Kinda seems like politics, if you’re not careful, doesn’t become about helpful results. It takes a lot of effort to make it meaningful not “what three things can I say to get 0.5% more votes?” It’s so much easier to find what buttons to push – and hey, you’re a good person, right? What could go wrong.

Lots of things. Like many of my columns I want to mention the Latest Thing, but each week is a new Latest Thing.

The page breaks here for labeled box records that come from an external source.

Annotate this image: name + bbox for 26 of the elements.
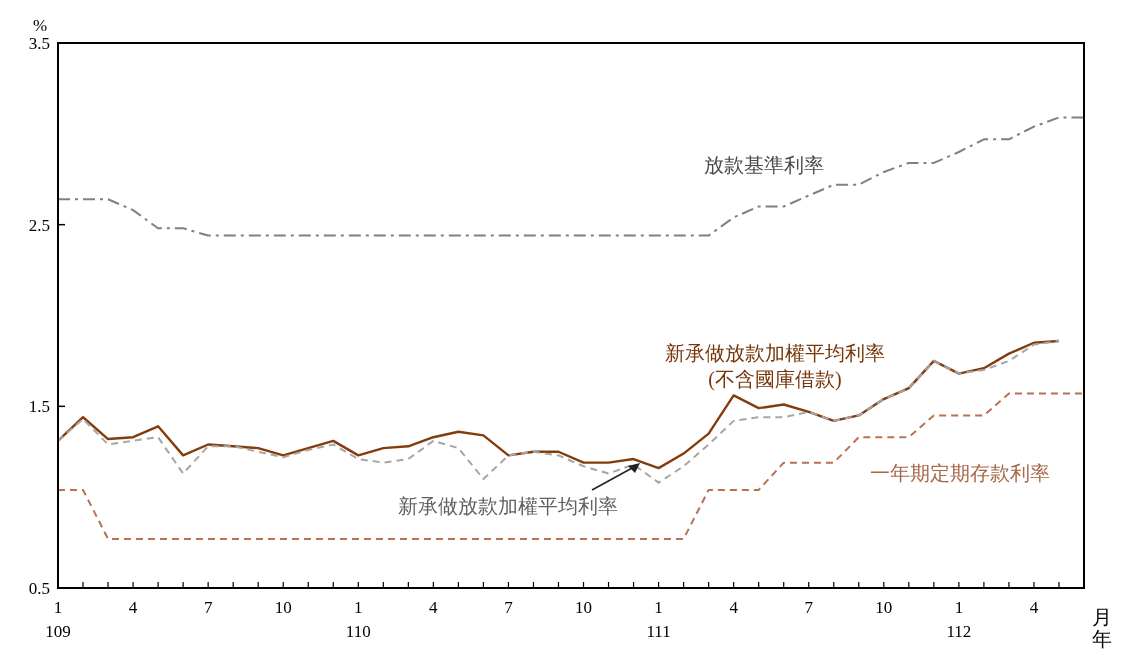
y-tick-label: 2.5	[28, 215, 50, 235]
y-tick-label: 3.5	[28, 33, 50, 53]
line-series	[57, 116, 1085, 237]
y-tick-label: 0.5	[28, 578, 50, 598]
series-label: 新承做放款加權平均利率 (不含國庫借款)	[665, 342, 885, 391]
x-axis-title: 月年	[1092, 606, 1112, 650]
series-label: 新承做放款加權平均利率	[398, 495, 618, 517]
x-tick-label: 10	[274, 598, 292, 617]
x-tick-label: 1 111	[646, 598, 671, 641]
x-tick-label: 1 109	[45, 598, 71, 641]
y-axis-title: %	[32, 16, 48, 35]
line-series	[57, 392, 1085, 540]
series-label: 放款基準利率	[704, 154, 824, 176]
x-tick-label: 10	[875, 598, 893, 617]
x-tick-label: 4	[429, 598, 439, 617]
series-label: 一年期定期存款利率	[870, 462, 1050, 484]
x-tick-label: 1 112	[946, 598, 972, 641]
x-tick-label: 7	[804, 598, 814, 617]
x-tick-label: 10	[575, 598, 593, 617]
x-tick-label: 4	[729, 598, 739, 617]
x-tick-label: 4	[128, 598, 138, 617]
x-tick-label: 7	[203, 598, 213, 617]
y-tick-label: 1.5	[28, 397, 50, 417]
x-tick-label: 7	[504, 598, 514, 617]
x-tick-label: 1 110	[345, 598, 371, 641]
x-tick-label: 4	[1029, 598, 1039, 617]
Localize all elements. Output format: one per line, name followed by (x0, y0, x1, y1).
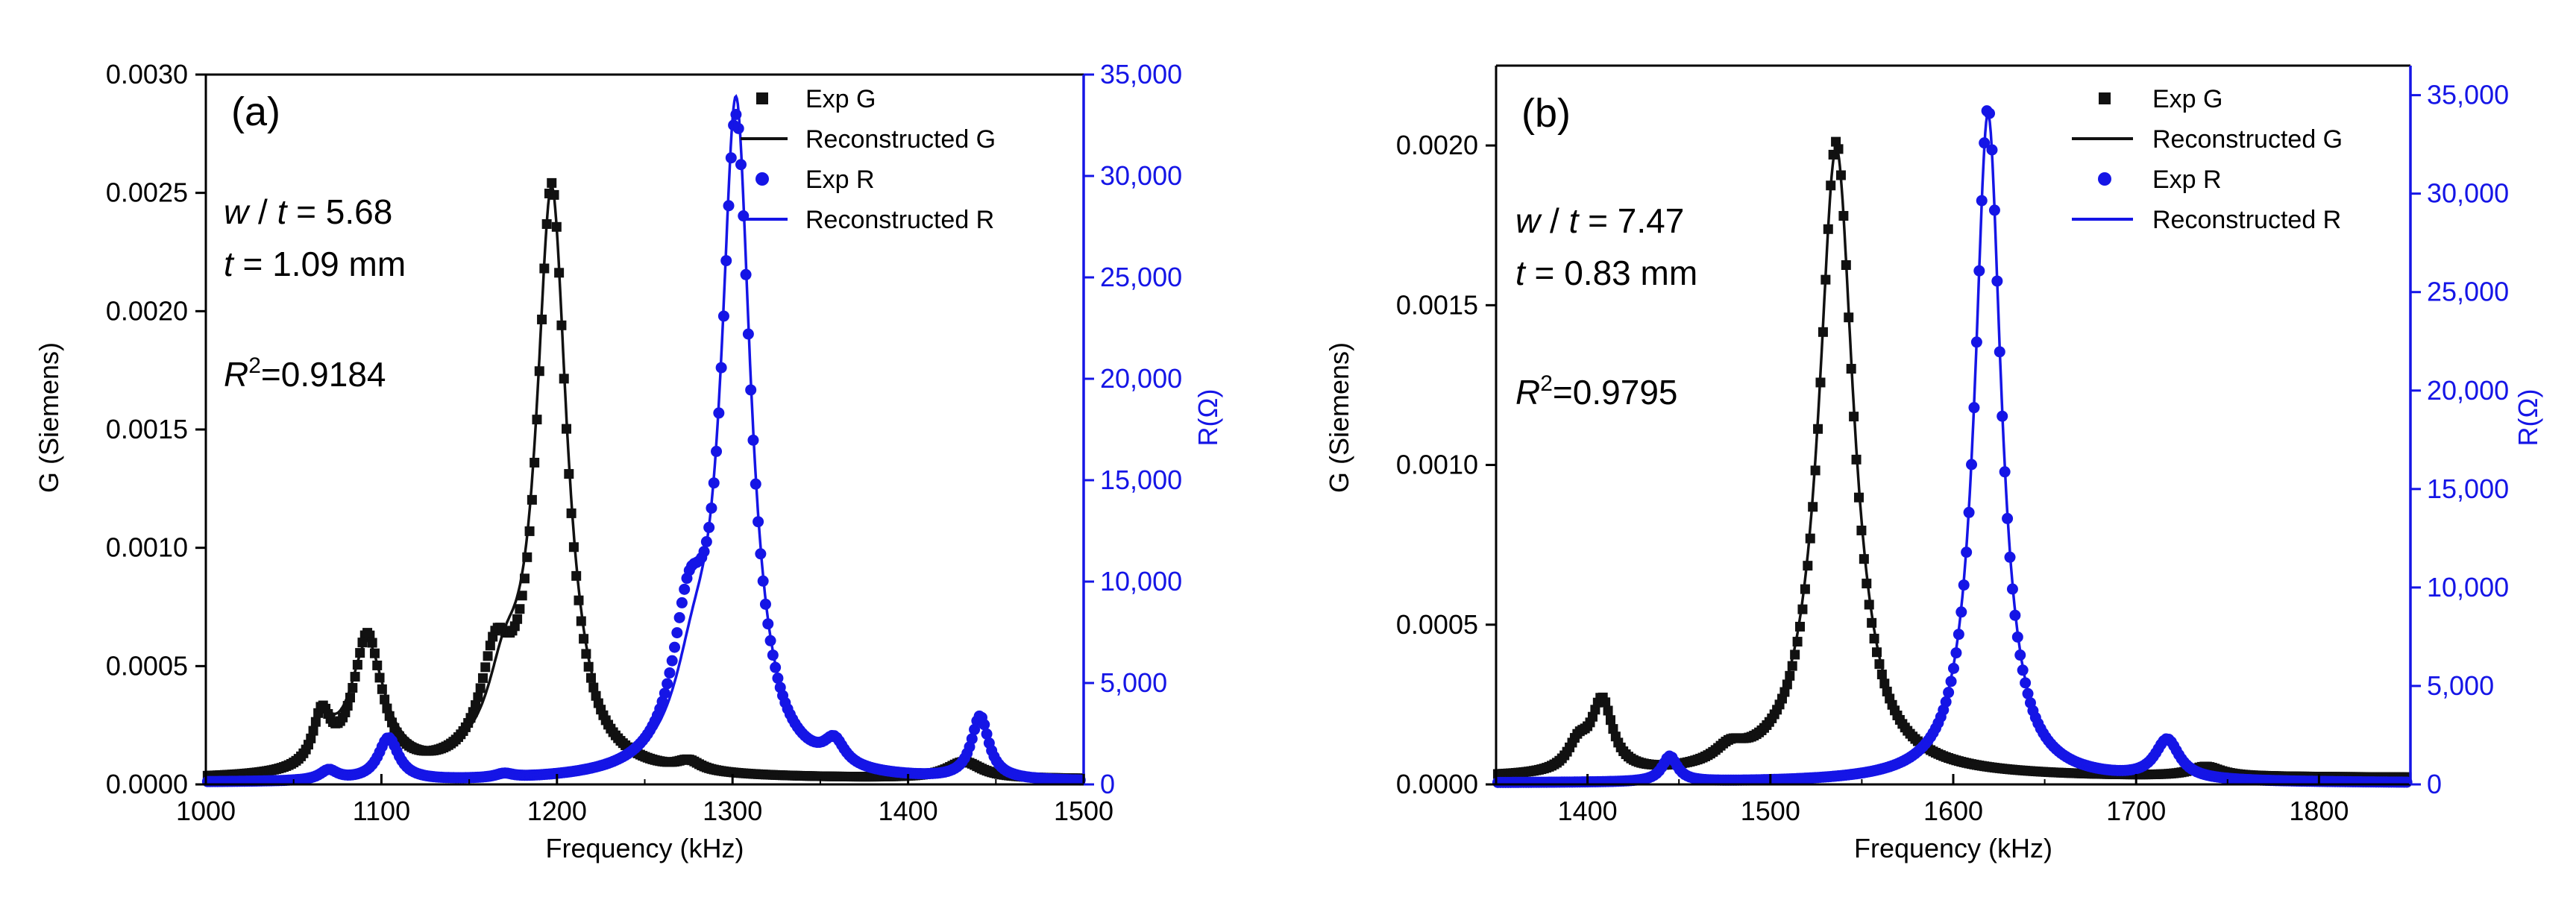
exp-g-point (475, 683, 486, 693)
x-tick-label: 1400 (1558, 796, 1618, 826)
y-tick-label: 0.0030 (106, 59, 188, 89)
exp-r-point (666, 655, 678, 667)
y2-tick-label: 10,000 (1100, 566, 1182, 597)
exp-r-point (664, 667, 676, 679)
y-axis-label: G (Siemens) (34, 342, 64, 493)
annotation-ratio: w / t = 5.68 (224, 192, 392, 231)
legend-label: Reconstructed G (2152, 125, 2343, 154)
x-tick-label: 1400 (879, 796, 938, 826)
legend: Exp G Reconstructed G Exp R Reconstructed R (741, 85, 996, 234)
x-axis-label: Frequency (kHz) (545, 833, 744, 863)
y-tick-label: 0.0000 (1396, 769, 1478, 799)
y2-tick-label: 15,000 (1100, 465, 1182, 495)
y2-tick-label: 25,000 (1100, 262, 1182, 292)
exp-r-point (676, 597, 688, 608)
x-tick-label: 1200 (527, 796, 587, 826)
x-tick-label: 1600 (1923, 796, 1983, 826)
reconstructed-r-line (1496, 110, 2410, 784)
x-tick-label: 1800 (2289, 796, 2349, 826)
y-tick-label: 0.0005 (106, 650, 188, 681)
legend-label: Reconstructed G (805, 125, 996, 154)
exp-g-point (365, 630, 375, 641)
legend-marker-circle (2098, 172, 2111, 186)
y-axis-label: G (Siemens) (1324, 342, 1354, 493)
legend-marker-circle (755, 172, 769, 186)
y-tick-label: 0.0015 (106, 414, 188, 444)
y2-tick-label: 20,000 (1100, 363, 1182, 394)
exp-r-point (671, 627, 683, 639)
exp-g-point (477, 673, 488, 683)
exp-g-point (515, 604, 525, 614)
annotation-ratio: w / t = 7.47 (1515, 201, 1684, 240)
exp-g-point (512, 614, 523, 624)
exp-g-point (517, 591, 527, 601)
legend-marker-square (756, 92, 768, 104)
exp-r-point (679, 583, 691, 595)
exp-r-point (673, 611, 685, 623)
y-tick-label: 0.0025 (106, 177, 188, 208)
y-tick-label: 0.0020 (106, 295, 188, 326)
x-tick-label: 1500 (1054, 796, 1113, 826)
exp-g-point (483, 651, 493, 661)
y-tick-label: 0.0020 (1396, 130, 1478, 160)
exp-g-point (1831, 136, 1841, 147)
y2-tick-label: 30,000 (2427, 178, 2509, 209)
annotation-r-squared: R2=0.9795 (1515, 371, 1677, 412)
y2-tick-label: 5,000 (2427, 670, 2494, 701)
legend-label: Exp R (805, 166, 875, 194)
y-tick-label: 0.0010 (1396, 450, 1478, 480)
y2-tick-label: 5,000 (1100, 667, 1167, 698)
exp-r-point (659, 687, 670, 699)
annotation-thickness: t = 1.09 mm (224, 245, 406, 283)
y2-tick-label: 15,000 (2427, 473, 2509, 504)
legend: Exp G Reconstructed G Exp R Reconstructed R (2072, 85, 2343, 234)
exp-r-point (669, 641, 681, 653)
legend-label: Exp R (2152, 166, 2222, 194)
y2-tick-label: 0 (1100, 769, 1115, 799)
y2-tick-label: 25,000 (2427, 277, 2509, 307)
y-tick-label: 0.0005 (1396, 609, 1478, 640)
y2-axis-label: R(Ω) (2513, 389, 2543, 447)
legend-marker-square (2099, 92, 2111, 104)
panel-b: 1400 1500 1600 1700 1800 0.0000 0.0005 0.0010 0.… (1324, 64, 2543, 863)
x-tick-label: 1100 (353, 796, 410, 826)
y2-tick-label: 30,000 (1100, 160, 1182, 191)
legend-label: Exp G (805, 85, 876, 113)
exp-r-point (662, 678, 673, 690)
exp-g-point (547, 177, 557, 188)
x-tick-label: 1300 (703, 796, 762, 826)
annotation-r-squared: R2=0.9184 (224, 353, 386, 394)
exp-g-point (471, 700, 481, 711)
annotation-thickness: t = 0.83 mm (1515, 254, 1697, 292)
legend-label: Reconstructed R (805, 206, 994, 234)
reconstructed-r-line (206, 94, 1084, 783)
legend-label: Reconstructed R (2152, 206, 2341, 234)
y2-tick-label: 35,000 (1100, 59, 1182, 89)
y-tick-label: 0.0015 (1396, 289, 1478, 320)
y-tick-label: 0.0010 (106, 532, 188, 563)
x-tick-label: 1000 (176, 796, 236, 826)
y2-tick-label: 20,000 (2427, 375, 2509, 406)
y2-tick-label: 35,000 (2427, 80, 2509, 110)
x-tick-label: 1700 (2106, 796, 2166, 826)
x-axis-label: Frequency (kHz) (1854, 833, 2052, 863)
panel-a: 1000 1100 1200 1300 1400 1500 0.0000 0.0005 0.00… (34, 59, 1223, 863)
y-tick-label: 0.0000 (106, 769, 188, 799)
y2-tick-label: 10,000 (2427, 572, 2509, 602)
exp-g-point (480, 662, 491, 673)
panel-label: (a) (231, 89, 280, 134)
panel-label: (b) (1521, 91, 1571, 136)
legend-label: Exp G (2152, 85, 2222, 113)
exp-g-point (473, 692, 483, 702)
exp-g-point (485, 641, 495, 651)
y2-tick-label: 0 (2427, 769, 2442, 799)
y2-axis-label: R(Ω) (1193, 389, 1223, 447)
x-tick-label: 1500 (1741, 796, 1800, 826)
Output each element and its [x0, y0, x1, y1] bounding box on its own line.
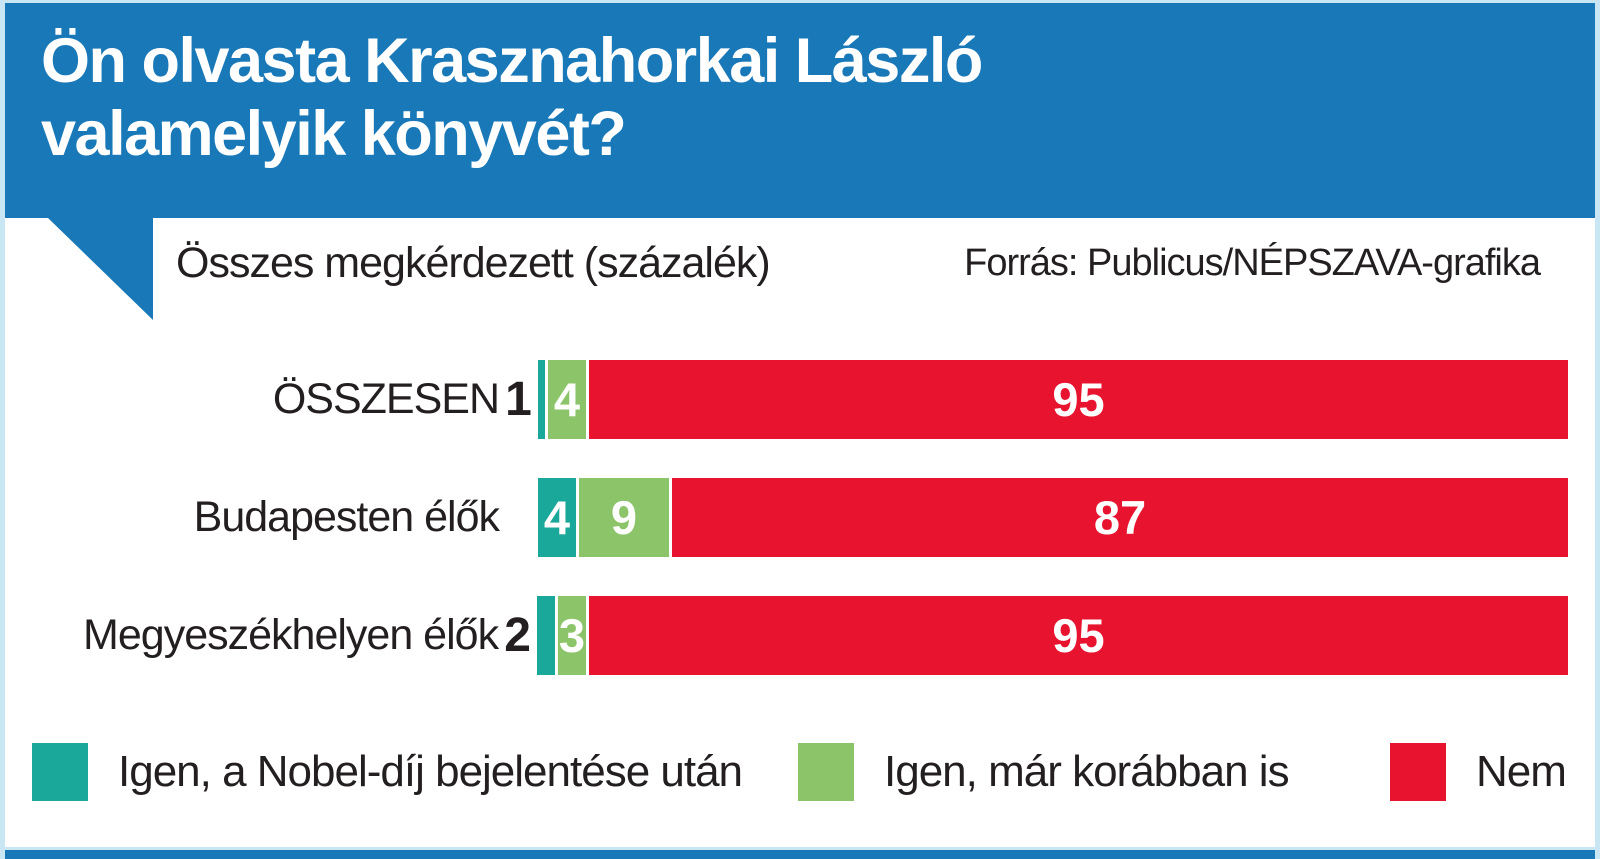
- row-outside-value: 1: [505, 373, 532, 426]
- legend-item-yes-earlier: Igen, már korábban is: [798, 743, 1290, 801]
- row-label: ÖSSZESEN: [272, 375, 500, 423]
- bottom-accent-strip: [5, 850, 1595, 859]
- legend-swatch-teal: [32, 743, 88, 801]
- stacked-bar: 3 95: [537, 596, 1568, 675]
- bar-segment-red: 87: [672, 478, 1568, 557]
- row-outside-value: [499, 478, 538, 557]
- stacked-bar: 4 9 87: [538, 478, 1568, 557]
- legend: Igen, a Nobel-díj bejelentése után Igen,…: [0, 743, 1600, 801]
- legend-swatch-red: [1390, 743, 1446, 801]
- row-outside-value: 2: [504, 609, 531, 662]
- bar-segment-teal: [537, 596, 555, 675]
- legend-label-yes-after-nobel: Igen, a Nobel-díj bejelentése után: [118, 747, 743, 796]
- page-title-line-2: valamelyik könyvét?: [41, 99, 627, 169]
- header-banner: Ön olvasta Krasznahorkai László valamely…: [5, 3, 1595, 218]
- legend-label-yes-earlier: Igen, már korábban is: [884, 747, 1290, 796]
- source-credit: Forrás: Publicus/NÉPSZAVA-grafika: [964, 241, 1541, 284]
- stacked-bar: 4 95: [538, 360, 1568, 439]
- chart-row-2: Budapesten élők 4 9 87: [5, 478, 1568, 557]
- bar-segment-green: 3: [558, 596, 586, 675]
- chart-subtitle: Összes megkérdezett (százalék): [176, 238, 771, 287]
- legend-swatch-green: [798, 743, 854, 801]
- bar-segment-teal: 4: [538, 478, 576, 557]
- row-label: Budapesten élők: [193, 493, 500, 541]
- legend-label-no: Nem: [1476, 747, 1567, 796]
- page-title-line-1: Ön olvasta Krasznahorkai László: [41, 26, 983, 96]
- chart-row-3: Megyeszékhelyen élők 2 3 95: [5, 596, 1568, 675]
- bar-segment-teal: [538, 360, 545, 439]
- bar-segment-green: 9: [579, 478, 669, 557]
- chart-row-1: ÖSSZESEN 1 4 95: [5, 360, 1568, 439]
- bar-segment-red: 95: [589, 360, 1568, 439]
- subtitle-row: Összes megkérdezett (százalék) Forrás: P…: [176, 230, 1541, 296]
- speech-bubble-tail: [48, 218, 153, 320]
- row-label: Megyeszékhelyen élők: [83, 611, 499, 659]
- bar-segment-green: 4: [548, 360, 586, 439]
- bar-segment-red: 95: [589, 596, 1568, 675]
- legend-item-yes-after-nobel: Igen, a Nobel-díj bejelentése után: [32, 743, 743, 801]
- legend-item-no: Nem: [1390, 743, 1567, 801]
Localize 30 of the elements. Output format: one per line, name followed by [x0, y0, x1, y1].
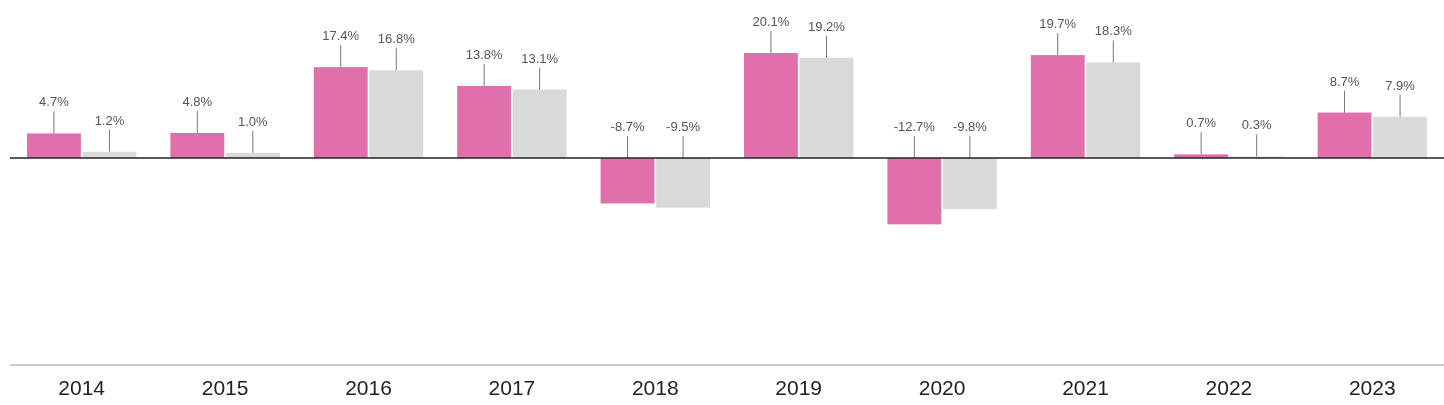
data-label: 0.7%	[1186, 115, 1217, 131]
x-tick-label: 2022	[1205, 376, 1253, 399]
data-label: 7.9%	[1385, 77, 1416, 93]
data-label: 17.4%	[322, 28, 360, 44]
data-label: 4.8%	[182, 93, 213, 109]
data-label: 0.3%	[1241, 117, 1272, 133]
x-tick-label: 2014	[58, 376, 106, 399]
data-label: 13.1%	[521, 50, 559, 66]
x-tick-label: 2016	[345, 376, 392, 399]
data-label: 16.8%	[377, 31, 416, 47]
x-tick-label: 2015	[201, 376, 249, 399]
x-tick-label: 2017	[488, 376, 536, 399]
data-label: -12.7%	[893, 119, 936, 134]
data-label: -8.7%	[610, 119, 645, 134]
x-tick-label: 2020	[918, 376, 966, 399]
data-label: 13.8%	[465, 46, 503, 62]
x-tick-label: 2023	[1348, 376, 1396, 399]
x-tick-label: 2019	[775, 376, 823, 399]
data-label: 19.7%	[1039, 16, 1077, 32]
data-label: 18.3%	[1094, 23, 1133, 39]
data-label: 19.2%	[808, 18, 846, 34]
data-label: 20.1%	[752, 14, 790, 29]
data-label: 1.2%	[94, 112, 125, 128]
x-tick-label: 2021	[1062, 376, 1109, 399]
data-label: -9.8%	[952, 119, 988, 134]
data-label: -9.5%	[666, 119, 701, 134]
data-label: 4.7%	[39, 94, 70, 110]
x-tick-label: 2018	[631, 376, 679, 399]
data-label: 8.7%	[1329, 73, 1360, 89]
data-label: 1.0%	[238, 113, 269, 129]
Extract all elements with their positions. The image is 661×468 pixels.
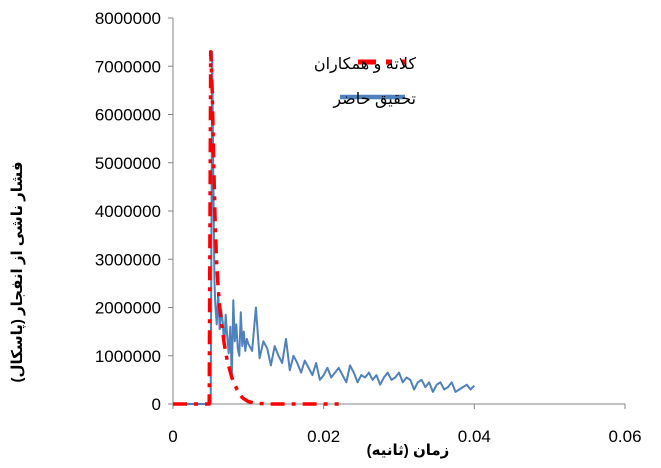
series-layer — [173, 50, 476, 406]
x-tick-label: 0 — [168, 427, 177, 446]
legend-label-series-0: کلاته و همکاران — [314, 56, 417, 74]
x-tick-label: 0.04 — [458, 427, 491, 446]
y-tick-label: 7000000 — [95, 57, 161, 76]
axes: 0 1000000 2000000 3000000 4000000 5000000 6000… — [95, 9, 642, 446]
y-tick-label: 6000000 — [95, 106, 161, 125]
x-tick-label: 0.02 — [307, 427, 340, 446]
y-tick-label: 4000000 — [95, 202, 161, 221]
y-tick-label: 3000000 — [95, 250, 161, 269]
y-tick-label: 0 — [152, 395, 161, 414]
legend-label-series-1: تحقیق حاضر — [332, 91, 416, 109]
legend: کلاته و همکاران تحقیق حاضر — [314, 56, 417, 109]
y-tick-label: 1000000 — [95, 347, 161, 366]
y-tick-label: 2000000 — [95, 299, 161, 318]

All in the name of Line Go Up.

So as we look at the 2024 election where my prediction is that I don’t know what the hell is going on anymore (look at France and the UK in 2024), I wonder if we’re in the political equivalent of a financial meltdown like 2008. My own (obviously correct) political views aside, it seems like Line Go Up is so important, any and all fallout is ignored, and the most batshit things are tried – and sometimes work.

But the batshittery, the triangulation, all of that might be hitting a breaking point. I’m certainly seeing that as I write this in July 2024.

As for a solution, well we’d have to step back from Line Go Up and ask what we want as society, as people. We’d have to make the Line a tool, one of many. But in this current state, I’m not holding my breath.

Well managed to do that without leaning into my own beliefs. Perhaps those will come later, maybe in the rebuilding.